Но все объяснилось утром, в день Святого Сильвестра, когда Элизабет пришла в комнату сестер, чтобы позвать их на прогулку.
На ночном столике старшей сестры стояла в рамке из зеленой кожи фотография ее воздыхателя: бледноватый, с впалыми щеками и острым носом, он едва ли мог вызвать всепожирающий огонь страсти. Однако из вежливости Элизабет сказала, что у него эдакий загадочный и умный вид. Но перед ее взором стоял Кристиан, казавшийся еще более красивым, чем раньше, по сравнению с женихом Глории.
31 декабря было отмечено в «Двух сернах» исключительным меню, гневом шеф-повара, несколькими бутылками шампанского и шестью цветками вместо трех на каждом столике. Большинство собравшихся радовалось началу нового года. Но только не Элизабет. Первый день января со своим белым и холодным светом не принес ничего, что могло бы сделать ее жизнь более счастливой, чем прежде. А после праздников многие уехали: Максим Пуату, трое его товарищей, мадам де Бельмон, господин Жобур, старая мадам Греви, мадам Франсин Дюпэн с детьми… Пьер взялся отвезти клиентов на автобусную станцию. Его древний «Рено» с замерзшими стеклами стоял перед гостиницей с включенным для разогрева мотором и весь содрогаясь. Антуан, в своей зеленой болтавшейся на нем форме, прихрамывая, шел через холл. Нагруженный множеством сумок и пакетов, он смахивал на ходячую новогоднюю елку. Когда последний счет был оплачен, Амелия проводила отъезжающих до крыльца с любезным видом и оттенком грусти:
— Надеюсь, что вы были довольны вашим пребыванием здесь! Как жаль, что вы не можете остаться подольше! Сезон ведь только начинается!

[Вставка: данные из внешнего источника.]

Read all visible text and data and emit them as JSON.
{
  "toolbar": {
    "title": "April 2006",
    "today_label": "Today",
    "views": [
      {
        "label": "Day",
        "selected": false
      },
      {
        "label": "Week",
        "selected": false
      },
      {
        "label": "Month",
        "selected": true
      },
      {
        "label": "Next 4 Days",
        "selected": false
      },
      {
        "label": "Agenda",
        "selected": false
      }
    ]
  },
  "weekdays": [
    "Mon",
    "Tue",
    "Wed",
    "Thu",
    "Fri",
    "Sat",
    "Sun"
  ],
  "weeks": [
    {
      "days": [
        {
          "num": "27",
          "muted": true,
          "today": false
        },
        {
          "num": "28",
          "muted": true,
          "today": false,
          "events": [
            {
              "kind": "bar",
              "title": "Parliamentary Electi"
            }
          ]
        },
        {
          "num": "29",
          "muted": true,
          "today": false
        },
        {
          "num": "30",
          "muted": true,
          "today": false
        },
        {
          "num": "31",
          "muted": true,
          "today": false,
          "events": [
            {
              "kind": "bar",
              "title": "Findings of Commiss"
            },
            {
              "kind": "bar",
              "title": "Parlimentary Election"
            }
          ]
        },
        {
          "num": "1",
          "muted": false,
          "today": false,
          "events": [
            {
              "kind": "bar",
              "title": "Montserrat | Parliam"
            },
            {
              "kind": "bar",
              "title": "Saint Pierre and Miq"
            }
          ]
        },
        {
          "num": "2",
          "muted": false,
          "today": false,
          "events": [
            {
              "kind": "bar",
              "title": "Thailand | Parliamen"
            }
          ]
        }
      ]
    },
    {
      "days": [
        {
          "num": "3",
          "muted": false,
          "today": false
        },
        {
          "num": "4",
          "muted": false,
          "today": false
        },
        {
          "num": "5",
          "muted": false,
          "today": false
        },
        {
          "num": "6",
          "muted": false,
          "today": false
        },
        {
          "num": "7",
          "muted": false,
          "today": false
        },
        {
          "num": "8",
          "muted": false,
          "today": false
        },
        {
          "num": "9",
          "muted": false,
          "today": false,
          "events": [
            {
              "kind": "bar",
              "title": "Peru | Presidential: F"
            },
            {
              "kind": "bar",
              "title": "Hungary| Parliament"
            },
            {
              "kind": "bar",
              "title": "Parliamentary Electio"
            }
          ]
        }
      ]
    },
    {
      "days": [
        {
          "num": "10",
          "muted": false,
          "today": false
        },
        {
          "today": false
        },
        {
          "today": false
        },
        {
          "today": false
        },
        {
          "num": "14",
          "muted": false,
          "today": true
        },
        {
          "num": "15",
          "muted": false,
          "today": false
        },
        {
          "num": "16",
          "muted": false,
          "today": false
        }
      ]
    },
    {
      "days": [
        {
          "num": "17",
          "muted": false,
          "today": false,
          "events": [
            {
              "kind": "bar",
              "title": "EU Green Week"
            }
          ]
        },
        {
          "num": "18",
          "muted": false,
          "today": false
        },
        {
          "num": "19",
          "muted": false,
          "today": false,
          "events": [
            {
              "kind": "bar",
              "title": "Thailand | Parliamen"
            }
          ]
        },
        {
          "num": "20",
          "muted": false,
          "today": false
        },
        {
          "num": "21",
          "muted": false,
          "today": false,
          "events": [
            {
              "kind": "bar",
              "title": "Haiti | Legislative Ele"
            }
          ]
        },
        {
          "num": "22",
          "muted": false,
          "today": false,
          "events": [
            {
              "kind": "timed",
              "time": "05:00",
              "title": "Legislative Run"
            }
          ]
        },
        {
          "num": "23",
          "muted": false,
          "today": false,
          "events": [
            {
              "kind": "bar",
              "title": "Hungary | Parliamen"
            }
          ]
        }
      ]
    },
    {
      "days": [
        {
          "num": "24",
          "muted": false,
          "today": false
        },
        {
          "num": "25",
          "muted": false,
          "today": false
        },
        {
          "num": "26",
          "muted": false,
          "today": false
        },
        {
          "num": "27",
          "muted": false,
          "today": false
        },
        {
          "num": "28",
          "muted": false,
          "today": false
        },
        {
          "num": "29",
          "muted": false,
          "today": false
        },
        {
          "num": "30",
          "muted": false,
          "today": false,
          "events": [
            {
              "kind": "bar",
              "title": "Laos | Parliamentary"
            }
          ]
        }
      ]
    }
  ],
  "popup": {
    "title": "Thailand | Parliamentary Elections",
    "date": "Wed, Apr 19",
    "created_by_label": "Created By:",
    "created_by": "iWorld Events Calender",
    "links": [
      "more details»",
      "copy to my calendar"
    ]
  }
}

Прощаясь с ней, каждый мог подумать, что был ее любимым клиентом. А в это время наверху Эмильена и Берта уже готовили комнаты для следующего заезда горожан с бледными и усталыми лицами. Новенькие всегда вызывали любопытство у старожилов. Пьер поочередно привез с автовокзала в гостиницу серьезного молодого человека и его мать, беременную женщину с мужем, толстого господина с эльзасским акцентом и мадам Лористон, уже побывавшую здесь в прошлом году, о супружеских несчастьях которой нельзя было не догадаться, глядя на ее увлажненные глаза и слушая ее частые вздохи и причитания. Едва устроившись в «Двух сернах», она отвела Амелию в сторону, чтобы поделиться с ней тем, что в этом году супруг снова отправил ее на два месяца в Межев, чтобы самому пожить веселой холостяцкой жизнью в Париже. Неисправимый бабник, он заслуживал презрения мадам Лористон. Но что же она могла поделать, ведь она любила своего мужа. Она была его вещью.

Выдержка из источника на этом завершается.